Lonely Planet Writer

An Amsterdam prison is being transformed into an eco-friendly neighbourhood

An exciting regenerative project is planned for early 2018 in the heart of Amsterdam. Under the steer of architectural firm OMA, Bijlmer Bajes – a former prison complex – will be transformed into a lush, green, eco-friendly neighbourhood with 1350 residential units. OMA’s partner architect David Gianotten explains how the idea came about. “For the past two decades, the Dutch prison population has decreased, leading to empty cells and inefficiently organised prison complexes. To re-organise the system, the Dutch government decided to gradually close and redevelop several prisons in the country.”

Former Amsterdam jail to become an eco-friendly neighbourhood
The new car-free environment will have lots of lush garden space. Image courtesy of OMA

“Bijlmer Bajes closed in 2016,” he continues. “Whilst the complex located in the centre of Amsterdam was underused, the pressure on the housing market in the surrounding areas has become very large. Regenerating the Bijlmerbajes into a residential area can thus create the much-needed housing in this very central and attractive location in Amsterdam.”

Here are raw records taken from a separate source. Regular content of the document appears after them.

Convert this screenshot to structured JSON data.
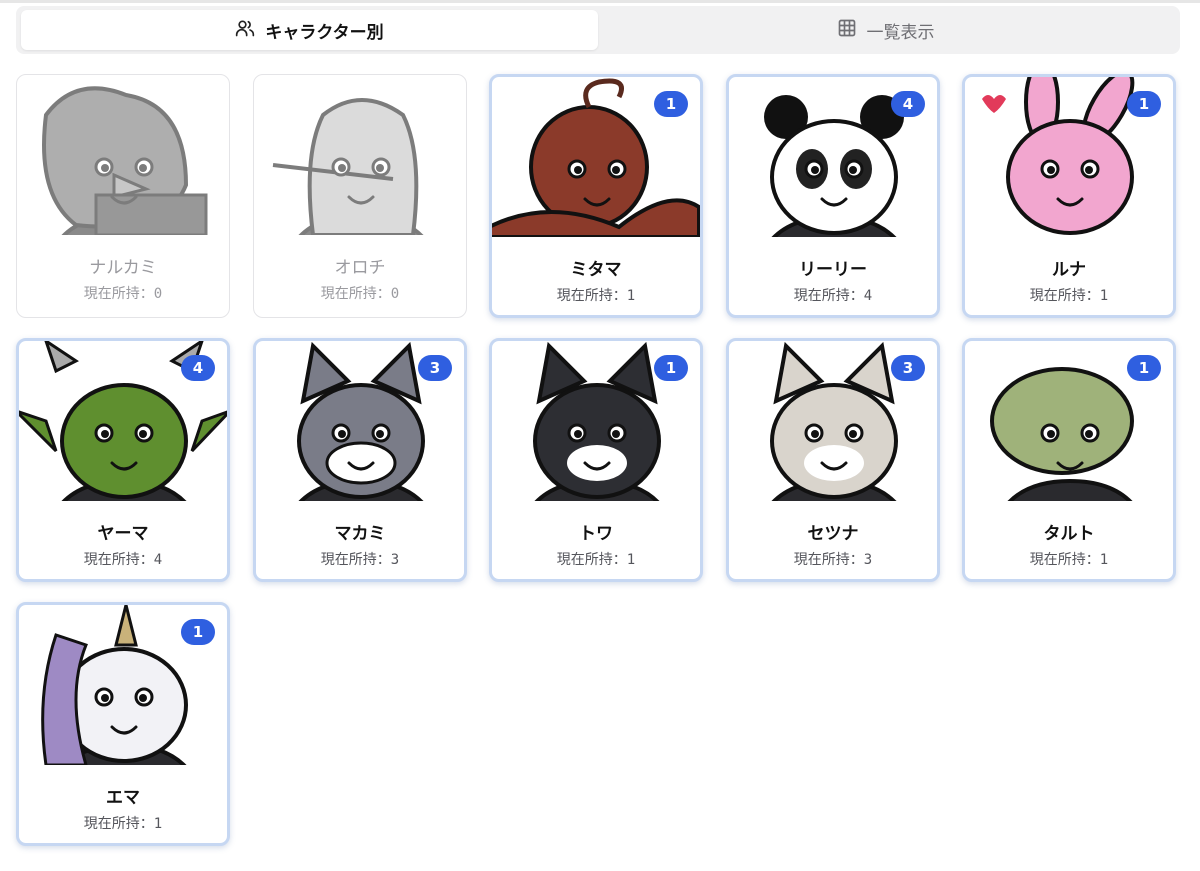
{
  "tabs": [
    {
      "label": "キャラクター別",
      "icon": "users-icon",
      "active": true
    },
    {
      "label": "一覧表示",
      "icon": "grid-icon",
      "active": false
    }
  ],
  "count_prefix": "現在所持：",
  "characters": [
    {
      "name": "ナルカミ",
      "count": "0",
      "owned": false,
      "animal": "bird",
      "color": "#6b6b6b"
    },
    {
      "name": "オロチ",
      "count": "0",
      "owned": false,
      "animal": "snake",
      "color": "#bdbdbd"
    },
    {
      "name": "ミタマ",
      "count": "1",
      "owned": true,
      "badge": "1",
      "animal": "octopus",
      "color": "#8b3a2a"
    },
    {
      "name": "リーリー",
      "count": "4",
      "owned": true,
      "badge": "4",
      "animal": "panda",
      "color": "#ffffff"
    },
    {
      "name": "ルナ",
      "count": "1",
      "owned": true,
      "badge": "1",
      "animal": "rabbit",
      "color": "#f2a6cf"
    },
    {
      "name": "ヤーマ",
      "count": "4",
      "owned": true,
      "badge": "4",
      "animal": "goblin",
      "color": "#5f8f2f"
    },
    {
      "name": "マカミ",
      "count": "3",
      "owned": true,
      "badge": "3",
      "animal": "wolf",
      "color": "#7a7c88"
    },
    {
      "name": "トワ",
      "count": "1",
      "owned": true,
      "badge": "1",
      "animal": "cat",
      "color": "#2d2e33"
    },
    {
      "name": "セツナ",
      "count": "3",
      "owned": true,
      "badge": "3",
      "animal": "maid-cat",
      "color": "#d9d4cc"
    },
    {
      "name": "タルト",
      "count": "1",
      "owned": true,
      "badge": "1",
      "animal": "turtle",
      "color": "#9fb27a"
    },
    {
      "name": "エマ",
      "count": "1",
      "owned": true,
      "badge": "1",
      "animal": "unicorn",
      "color": "#f2f2f6"
    }
  ],
  "colors": {
    "badge": "#2f5fe0",
    "owned_border": "#c6d7f2",
    "tab_bg": "#f1f1f2"
  }
}
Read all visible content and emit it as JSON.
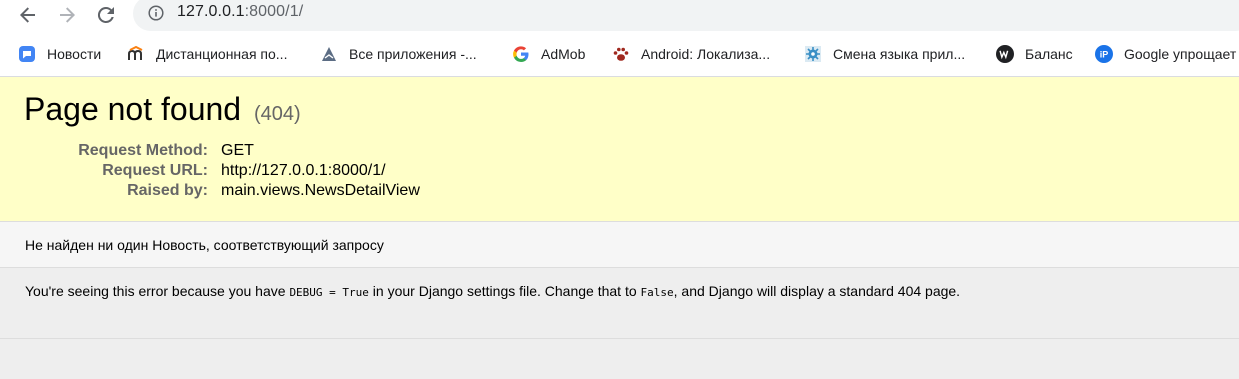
{
  "browser": {
    "url_host": "127.0.0.1",
    "url_rest": ":8000/1/"
  },
  "bookmarks": [
    {
      "label": "Новости",
      "icon": "chat-bubble-icon"
    },
    {
      "label": "Дистанционная по...",
      "icon": "moodle-icon"
    },
    {
      "label": "Все приложения -...",
      "icon": "play-console-icon"
    },
    {
      "label": "AdMob",
      "icon": "google-g-icon"
    },
    {
      "label": "Android: Локализа...",
      "icon": "paw-icon"
    },
    {
      "label": "Смена языка прил...",
      "icon": "gear-badge-icon"
    },
    {
      "label": "Баланс",
      "icon": "w-circle-icon"
    },
    {
      "label": "Google упрощает",
      "icon": "ip-circle-icon"
    }
  ],
  "summary": {
    "title": "Page not found",
    "code": "(404)",
    "rows": [
      {
        "label": "Request Method:",
        "value": "GET"
      },
      {
        "label": "Request URL:",
        "value": "http://127.0.0.1:8000/1/"
      },
      {
        "label": "Raised by:",
        "value": "main.views.NewsDetailView"
      }
    ]
  },
  "info": {
    "message": "Не найден ни один Новость, соответствующий запросу"
  },
  "explanation": {
    "part1": "You're seeing this error because you have ",
    "code1": "DEBUG = True",
    "part2": " in your Django settings file. Change that to ",
    "code2": "False",
    "part3": ", and Django will display a standard 404 page."
  },
  "colors": {
    "summary_bg": "#ffffc8",
    "info_bg": "#f6f6f6",
    "explanation_bg": "#eeeeee"
  }
}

Eco-friendly neighbourhood planned for old Amsterdam prison site
There’ll be 1350 new residential units in this pretty new neighbourhood. Image courtesy of OMA

For OMA, ensuring the new neighbourhood is as green as possible is the main priority. “The complex will become a largely car-free environment,” says David, “with gardens and spaces for recreation and fitness. One of the existing towers will be transformed into a Green Tower, containing a vertical public park that showcases Dutch urban farming concepts. Besides injecting pleasurable green, civic and cultural spaces at the heart of Amsterdam’s newly developing urban business district, reuse of current building materials and achieving energy neutrality are also key parts of the redevelopment plans.”

The former prison complex will retain many of its original features
David plans to preserve many of the complex’s original features. Image courtesy of OMA

Though the project is a massive overhaul of the old complex, David is keen to maintain some original features “In OMA’s masterplan, several structures of the former prison are preserved, such as the main administration building, boiler room, the prison church, and the central spine that currently links all buildings. Two new towers will be built in the footprint of existing prison towers, and the complex will be opened up to its surroundings through new pedestrian and cycle bridges.”